Wraz z początkiem 2022 roku na platformie pojawiało się coraz więcej polskich sprzedawców, a w maju Shopee rozpoczęło charakterystyczną dla siebie agresywną kampanię marketingową. Swoją drogą reklamy tej platformy są podobne we wszystkich krajach, w których działa. Warto tu przypomnieć kultową reklamę z udziałem Cristiano Ronaldo.
Platforma aspirowała do bycia realną konkurencją dla Allegro i Aliexpress. Aplikacja przyciągała polskich klientów przede wszystkim niskimi cenami. Dla przypomnienia nowi użytkownicy mogli liczyć na 15zł zniżki i darmową dostawę. Jak widać singapurska korporacja inwestowała ogromne środki w naszym kraju.
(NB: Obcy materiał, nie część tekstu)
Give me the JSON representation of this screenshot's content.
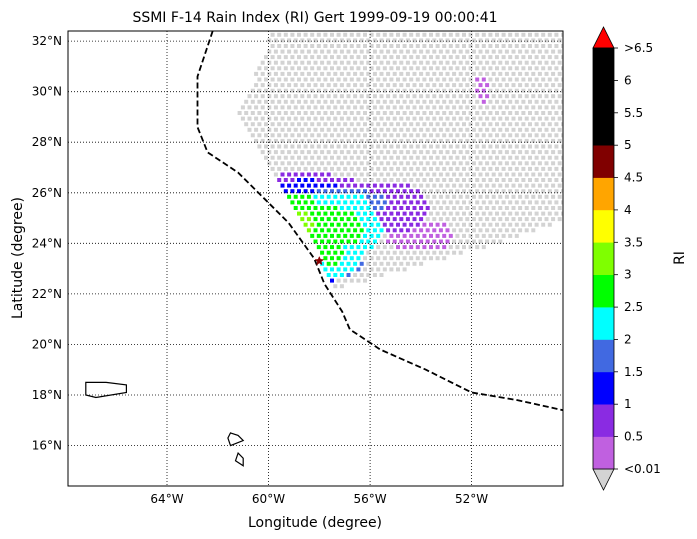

Przyszłość Shopee w naszym kraju zapowiadała się świetnie. W porozumieniu z InPostem ekskluzywnie dla tej platformy została wdrożona specjalna, tańsza ekonomiczna usługa dostawy Paczkomatem.
Aplikacja miała też swoje wady takie jak: wolne działanie, nieatrakcyjny interfejs i problemy z z realizacją zwrotów.
Dlaczego Shopee wycofało się z Polski?
Najprawdopodobniej główną przyczyną były niesatysfakcjonujące wyniki finansowe. Wiele osób nie dokonywało następnych zakupów po wykorzystaniu zniżki na pierwsze zamówienie – jeszcze inni korzystali z tego rabatu wielokrotnie.
W ciągu ostatniego roku singapurska platforma wyniosła się z wielu krajów. Na początku 2022 roku została zablokowana w Indiach i zaprzestała działalności we Francji.
W czwartek, 12 stycznia na stronie pojawiła się informacja o zaplanowanym na 14 stycznia zakończeniu działania w Polsce. Zarówno kupujący jak i sprzedający byli nią zaskoczeni. Z komentarzy byłych pracowników obsługi klienta wynika, że dowiedzieli się o wszystkim niewiele wcześniej, a pracę tego dnia straciło ponad 100 osób! Decyzja została wydana przez centralę, a pracownicy mieli się spakować i wyjść.
W przeciwieństwie do części internautów – nie cieszę się z odejścia Shopee. Pomimo wad wciąż można było znaleźć tam ciekawe produkty w bardzo atrakcyjnej cenie. Im więcej platform e-commerce, tym lepiej, a większa konkurencja oznacza walkę o klienta i brak monopolizacji rynku przez jednego z graczy.